The mostly off-stage hero of Ayn Rand's Atlas Shrugged is John Galt, purportedly an engineer, but actually an evil magician who plots the destruction of human civilization out of pique. His magical powers include conjuring electric power out of the air, creating invisibility shields, and a variety of other handy plot drivers.

Today's Plutocrats can't do any of those magical things, though most of them are pretty handy with a spreadsheet. In their own minds, though, they are Galt and more. They are the job creators, the masters of technology. What they actually do, aside from bribing and hustling government officials, is allocate capital. That is a very important job, and a far from trivial one. It also has enormous rewards for those who chose, or guess, correctly.

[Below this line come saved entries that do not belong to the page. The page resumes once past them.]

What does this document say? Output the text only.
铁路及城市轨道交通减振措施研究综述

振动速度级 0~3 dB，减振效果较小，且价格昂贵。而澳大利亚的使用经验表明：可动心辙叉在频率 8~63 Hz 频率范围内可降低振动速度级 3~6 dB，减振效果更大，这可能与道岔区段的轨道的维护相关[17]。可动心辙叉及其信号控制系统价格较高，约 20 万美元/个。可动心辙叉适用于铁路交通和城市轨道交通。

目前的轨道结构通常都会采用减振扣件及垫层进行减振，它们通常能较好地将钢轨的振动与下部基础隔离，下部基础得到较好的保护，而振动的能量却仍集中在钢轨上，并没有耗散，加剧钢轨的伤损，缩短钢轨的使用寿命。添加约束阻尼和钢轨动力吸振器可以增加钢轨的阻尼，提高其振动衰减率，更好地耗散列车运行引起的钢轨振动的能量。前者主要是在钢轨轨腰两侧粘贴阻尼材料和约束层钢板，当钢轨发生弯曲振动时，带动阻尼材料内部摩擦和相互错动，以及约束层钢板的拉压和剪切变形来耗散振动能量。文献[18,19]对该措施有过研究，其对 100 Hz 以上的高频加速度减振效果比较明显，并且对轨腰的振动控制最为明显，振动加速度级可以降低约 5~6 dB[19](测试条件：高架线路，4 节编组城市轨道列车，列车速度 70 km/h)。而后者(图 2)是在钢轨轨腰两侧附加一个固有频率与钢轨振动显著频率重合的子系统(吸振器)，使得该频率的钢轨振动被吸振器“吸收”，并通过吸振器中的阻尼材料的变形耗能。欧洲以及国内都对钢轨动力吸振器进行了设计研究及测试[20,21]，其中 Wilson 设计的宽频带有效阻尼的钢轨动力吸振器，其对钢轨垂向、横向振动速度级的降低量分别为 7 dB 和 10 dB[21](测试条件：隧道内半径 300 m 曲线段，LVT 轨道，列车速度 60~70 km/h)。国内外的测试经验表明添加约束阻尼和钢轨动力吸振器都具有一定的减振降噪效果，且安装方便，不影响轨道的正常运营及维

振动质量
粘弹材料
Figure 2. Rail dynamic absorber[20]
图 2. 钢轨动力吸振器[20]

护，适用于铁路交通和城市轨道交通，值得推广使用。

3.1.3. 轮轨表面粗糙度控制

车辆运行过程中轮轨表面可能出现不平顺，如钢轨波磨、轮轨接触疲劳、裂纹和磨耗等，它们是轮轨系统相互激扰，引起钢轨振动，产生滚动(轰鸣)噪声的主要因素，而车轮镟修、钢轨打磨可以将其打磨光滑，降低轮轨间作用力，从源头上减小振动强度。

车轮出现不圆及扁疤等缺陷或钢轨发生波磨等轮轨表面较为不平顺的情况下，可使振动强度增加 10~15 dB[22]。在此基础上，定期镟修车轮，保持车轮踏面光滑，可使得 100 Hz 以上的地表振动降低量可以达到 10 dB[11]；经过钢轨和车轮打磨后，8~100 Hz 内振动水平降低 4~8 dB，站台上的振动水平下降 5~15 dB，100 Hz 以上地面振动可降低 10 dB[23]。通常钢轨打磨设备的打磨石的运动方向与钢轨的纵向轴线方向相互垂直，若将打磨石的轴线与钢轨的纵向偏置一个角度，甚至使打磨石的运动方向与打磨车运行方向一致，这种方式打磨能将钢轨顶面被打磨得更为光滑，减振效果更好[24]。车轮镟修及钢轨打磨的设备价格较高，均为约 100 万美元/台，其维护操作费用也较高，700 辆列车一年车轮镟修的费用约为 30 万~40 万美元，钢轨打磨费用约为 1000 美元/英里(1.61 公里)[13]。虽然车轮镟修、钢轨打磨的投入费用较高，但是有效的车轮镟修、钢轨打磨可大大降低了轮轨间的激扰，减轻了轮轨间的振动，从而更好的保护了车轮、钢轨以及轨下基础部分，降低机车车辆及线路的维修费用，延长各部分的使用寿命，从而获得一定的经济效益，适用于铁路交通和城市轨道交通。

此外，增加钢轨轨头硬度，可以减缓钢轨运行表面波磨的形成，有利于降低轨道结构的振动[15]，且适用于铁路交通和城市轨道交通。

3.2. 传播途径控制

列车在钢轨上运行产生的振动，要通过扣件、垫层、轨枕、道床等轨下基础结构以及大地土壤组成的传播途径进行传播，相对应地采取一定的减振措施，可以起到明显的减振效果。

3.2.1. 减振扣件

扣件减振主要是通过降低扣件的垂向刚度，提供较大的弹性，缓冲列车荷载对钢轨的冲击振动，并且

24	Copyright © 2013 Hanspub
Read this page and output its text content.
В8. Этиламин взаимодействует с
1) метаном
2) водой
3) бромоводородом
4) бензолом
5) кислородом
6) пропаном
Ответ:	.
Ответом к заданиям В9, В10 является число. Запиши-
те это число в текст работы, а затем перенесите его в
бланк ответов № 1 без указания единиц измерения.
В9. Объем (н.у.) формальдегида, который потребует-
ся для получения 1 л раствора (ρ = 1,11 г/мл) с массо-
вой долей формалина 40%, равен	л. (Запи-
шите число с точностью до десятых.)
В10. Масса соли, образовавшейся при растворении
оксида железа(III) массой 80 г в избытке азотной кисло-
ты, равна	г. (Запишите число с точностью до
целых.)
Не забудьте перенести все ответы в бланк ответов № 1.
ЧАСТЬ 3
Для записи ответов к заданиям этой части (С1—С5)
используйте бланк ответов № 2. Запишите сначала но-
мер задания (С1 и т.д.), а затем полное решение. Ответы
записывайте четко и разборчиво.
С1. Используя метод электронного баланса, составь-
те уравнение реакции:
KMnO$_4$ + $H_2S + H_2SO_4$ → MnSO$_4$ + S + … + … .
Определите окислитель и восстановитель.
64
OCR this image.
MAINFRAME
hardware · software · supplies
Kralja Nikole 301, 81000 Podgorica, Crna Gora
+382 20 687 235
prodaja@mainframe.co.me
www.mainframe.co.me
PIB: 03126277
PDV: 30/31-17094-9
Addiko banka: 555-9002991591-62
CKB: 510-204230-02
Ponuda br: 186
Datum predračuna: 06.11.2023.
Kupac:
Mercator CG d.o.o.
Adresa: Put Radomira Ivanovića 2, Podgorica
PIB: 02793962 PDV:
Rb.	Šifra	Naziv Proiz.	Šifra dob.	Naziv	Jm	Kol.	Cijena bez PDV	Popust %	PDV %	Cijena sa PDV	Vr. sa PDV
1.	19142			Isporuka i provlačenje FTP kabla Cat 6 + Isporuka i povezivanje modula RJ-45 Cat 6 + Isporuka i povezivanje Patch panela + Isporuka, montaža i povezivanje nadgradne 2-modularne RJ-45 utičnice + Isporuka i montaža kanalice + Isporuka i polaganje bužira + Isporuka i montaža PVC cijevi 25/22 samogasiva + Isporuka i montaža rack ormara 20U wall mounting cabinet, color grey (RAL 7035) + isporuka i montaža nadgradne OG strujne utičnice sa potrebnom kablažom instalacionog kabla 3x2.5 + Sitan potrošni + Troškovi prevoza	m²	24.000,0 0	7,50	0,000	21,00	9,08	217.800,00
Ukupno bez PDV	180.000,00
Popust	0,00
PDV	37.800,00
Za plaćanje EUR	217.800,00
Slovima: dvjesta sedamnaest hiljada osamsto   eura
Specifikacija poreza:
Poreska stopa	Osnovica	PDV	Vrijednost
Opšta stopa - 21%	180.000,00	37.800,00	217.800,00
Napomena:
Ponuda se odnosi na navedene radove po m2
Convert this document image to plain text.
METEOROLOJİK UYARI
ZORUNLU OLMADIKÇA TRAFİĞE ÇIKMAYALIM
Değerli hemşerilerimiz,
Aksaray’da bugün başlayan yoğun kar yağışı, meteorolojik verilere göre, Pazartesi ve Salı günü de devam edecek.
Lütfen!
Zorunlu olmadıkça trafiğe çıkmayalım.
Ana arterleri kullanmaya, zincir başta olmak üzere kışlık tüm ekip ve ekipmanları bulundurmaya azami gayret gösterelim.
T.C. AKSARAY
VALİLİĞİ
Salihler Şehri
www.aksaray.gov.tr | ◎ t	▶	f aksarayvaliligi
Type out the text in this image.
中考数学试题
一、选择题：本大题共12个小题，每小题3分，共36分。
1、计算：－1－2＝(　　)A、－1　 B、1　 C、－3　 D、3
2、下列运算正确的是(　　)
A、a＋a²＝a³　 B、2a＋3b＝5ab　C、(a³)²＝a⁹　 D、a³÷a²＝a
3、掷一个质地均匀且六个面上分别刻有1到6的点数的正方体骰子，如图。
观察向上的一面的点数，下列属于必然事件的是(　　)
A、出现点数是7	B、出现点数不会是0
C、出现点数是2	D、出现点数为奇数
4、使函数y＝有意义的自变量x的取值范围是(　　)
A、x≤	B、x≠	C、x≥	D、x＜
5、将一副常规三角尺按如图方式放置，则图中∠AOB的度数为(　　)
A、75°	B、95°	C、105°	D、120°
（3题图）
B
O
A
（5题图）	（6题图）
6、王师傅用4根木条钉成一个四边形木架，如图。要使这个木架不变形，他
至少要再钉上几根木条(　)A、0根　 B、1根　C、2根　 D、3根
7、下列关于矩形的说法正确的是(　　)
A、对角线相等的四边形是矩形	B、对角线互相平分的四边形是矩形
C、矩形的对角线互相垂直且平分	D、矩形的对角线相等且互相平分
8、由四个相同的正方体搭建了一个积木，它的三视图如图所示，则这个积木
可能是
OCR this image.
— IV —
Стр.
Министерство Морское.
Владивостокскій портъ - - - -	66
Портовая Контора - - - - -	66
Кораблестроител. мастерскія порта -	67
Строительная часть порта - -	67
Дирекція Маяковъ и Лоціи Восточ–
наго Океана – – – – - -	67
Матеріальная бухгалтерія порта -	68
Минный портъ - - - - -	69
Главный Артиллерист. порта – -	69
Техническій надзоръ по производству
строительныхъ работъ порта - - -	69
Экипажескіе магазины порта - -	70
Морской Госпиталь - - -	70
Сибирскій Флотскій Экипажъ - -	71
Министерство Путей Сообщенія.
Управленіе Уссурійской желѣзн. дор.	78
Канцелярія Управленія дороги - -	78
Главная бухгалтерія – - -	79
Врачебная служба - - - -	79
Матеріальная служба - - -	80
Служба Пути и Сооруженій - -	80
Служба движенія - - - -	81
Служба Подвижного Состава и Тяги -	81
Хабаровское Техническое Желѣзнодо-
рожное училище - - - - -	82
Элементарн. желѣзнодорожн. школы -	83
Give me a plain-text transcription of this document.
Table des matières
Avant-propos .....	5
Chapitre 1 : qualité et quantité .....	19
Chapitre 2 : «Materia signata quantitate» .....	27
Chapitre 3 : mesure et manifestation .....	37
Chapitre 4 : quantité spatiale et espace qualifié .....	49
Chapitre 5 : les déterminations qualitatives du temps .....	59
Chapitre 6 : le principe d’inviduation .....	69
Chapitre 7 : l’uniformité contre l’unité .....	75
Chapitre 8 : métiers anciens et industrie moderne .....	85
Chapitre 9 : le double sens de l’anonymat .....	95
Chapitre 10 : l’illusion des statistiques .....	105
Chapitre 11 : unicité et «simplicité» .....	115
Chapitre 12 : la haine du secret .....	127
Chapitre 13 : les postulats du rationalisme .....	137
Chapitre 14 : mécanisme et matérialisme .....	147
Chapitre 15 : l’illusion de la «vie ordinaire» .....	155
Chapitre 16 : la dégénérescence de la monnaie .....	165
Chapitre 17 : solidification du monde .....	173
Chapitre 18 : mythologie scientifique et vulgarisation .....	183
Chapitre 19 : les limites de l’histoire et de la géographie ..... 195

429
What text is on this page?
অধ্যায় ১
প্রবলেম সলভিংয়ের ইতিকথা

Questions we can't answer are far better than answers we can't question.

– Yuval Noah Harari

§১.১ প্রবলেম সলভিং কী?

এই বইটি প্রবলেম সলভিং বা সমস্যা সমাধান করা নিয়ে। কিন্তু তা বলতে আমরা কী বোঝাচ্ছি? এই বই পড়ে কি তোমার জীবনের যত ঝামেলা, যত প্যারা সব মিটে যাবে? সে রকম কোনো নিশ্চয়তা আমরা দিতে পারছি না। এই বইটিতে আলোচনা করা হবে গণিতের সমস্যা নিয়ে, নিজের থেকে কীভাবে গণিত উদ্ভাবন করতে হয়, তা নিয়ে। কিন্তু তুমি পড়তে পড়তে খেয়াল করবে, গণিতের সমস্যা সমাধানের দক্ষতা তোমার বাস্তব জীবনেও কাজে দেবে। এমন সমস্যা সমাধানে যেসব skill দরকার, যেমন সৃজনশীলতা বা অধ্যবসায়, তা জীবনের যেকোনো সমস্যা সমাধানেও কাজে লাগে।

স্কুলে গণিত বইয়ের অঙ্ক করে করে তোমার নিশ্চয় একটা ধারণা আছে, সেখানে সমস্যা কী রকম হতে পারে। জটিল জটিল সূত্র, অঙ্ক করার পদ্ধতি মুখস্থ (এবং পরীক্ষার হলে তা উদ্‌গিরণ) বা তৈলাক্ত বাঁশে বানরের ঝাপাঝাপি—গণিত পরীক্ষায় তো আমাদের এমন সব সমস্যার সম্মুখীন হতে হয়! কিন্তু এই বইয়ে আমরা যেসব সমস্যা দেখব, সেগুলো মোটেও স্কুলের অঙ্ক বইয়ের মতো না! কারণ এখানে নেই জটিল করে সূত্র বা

Given those immense rewards, and the resultant sycophantic bubbles they live in, it's pretty easy for them to convince themselves that they were indispensable. In reality, though, I suspect that there are millions more who could easily have replaced them. Steve Jobs, Bill Gates, and Mark Zuckerberg won their respective tournaments, but if they had died suddenly at an early age, it is nearly certain that someone else would have accomplished something very similar to what they did. Ditto for all the robber barons, oligarchs, and plutocrats.

So is their role so crucial to society that we can't afford to deprive them of political power, or some of their cash? Their role is crucial, I think - we don't have any better ideas for efficient allocation of capital. But I don't think somewhat higher taxes is going to make the species disappear.